For some evaluation purpose I set up a series of tests using ‘conventional’ rtrace. Then I started comparing them to results obtained with the two phase method but experienced some difficulties. All simulations are run on windows 10, using radiance 5.2. The test case used is a rather simple geometry with a black box, having an opening on one side. Light is scattered inside by a diffusely reflecting plane at some distance from the opening (0.65 m and 1 m … 8 m from receiving plane). No sky is considered, only sun light with an incidence angle of 60° on the scattering plane (latitude 30°, longitude 0°, 21th march, +12:00).

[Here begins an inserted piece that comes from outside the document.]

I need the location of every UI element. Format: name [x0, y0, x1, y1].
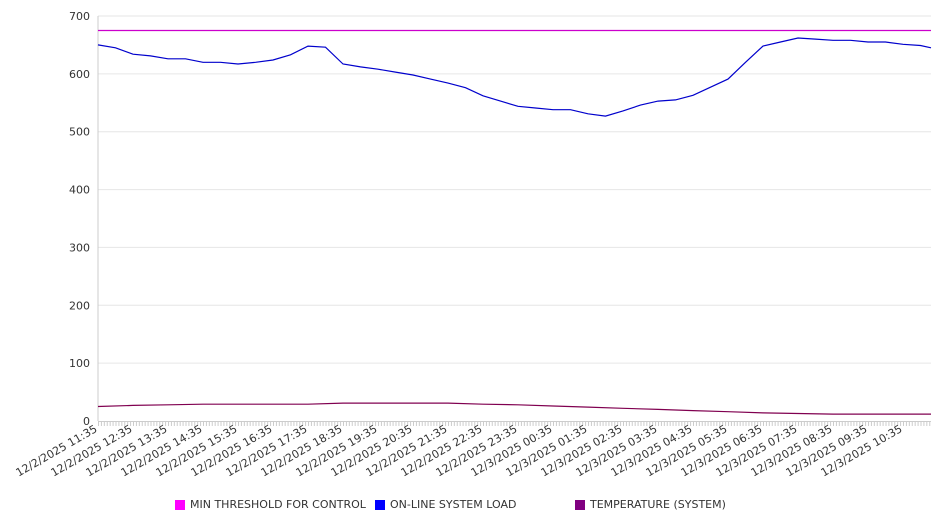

So far I tested rtrace simulations with different parameters and wanted to compare the results to the matrix based methods but I am having trouble with this. Using the simple two phase method simulation times are very long whilst the results still are quite poor. Thus I tried using the improved sun calculation with genskyvec / rcontrib, as proposed in the Radiance Matrix Based Methods manual. With the result that the calculation time are even longer and there resulting irradiance is about a factor of 15 lower than the one obtained with rfluxmtx.
Rfluxmtx was run with these parameters (calculation time ~7300 s):
rfluxmtx -ad 30000 -ab 4 -lw 1.0e-4 -I+ (-m 2 sky generation)
What is driving up calculation time is the ad parameter but even more the lw parameter. Effectively sensor points on the scattering plane get calculated fast, what takes so long to calculate are the points inside the box.
And rtrace e.g. with these (calculation time ~2 s):
rtrace -aa 0.15 -ab 4 -ad 256 -ar 32 -as 20 -dc 0 -dj 0.7 -dp 32 -dr 0 -ds 0 -lw 0.05 -st 1.0 -I
So my question, what might cause the scaling in genskyvec / rcontrib, which parameters for rfluxmtx are supposed to give reliable results, is there a way to reduce calculation times and what would be an alternative approach using rtrace and weather files?
Of course I can supply more information and files from the simulations if necessary, just let me know.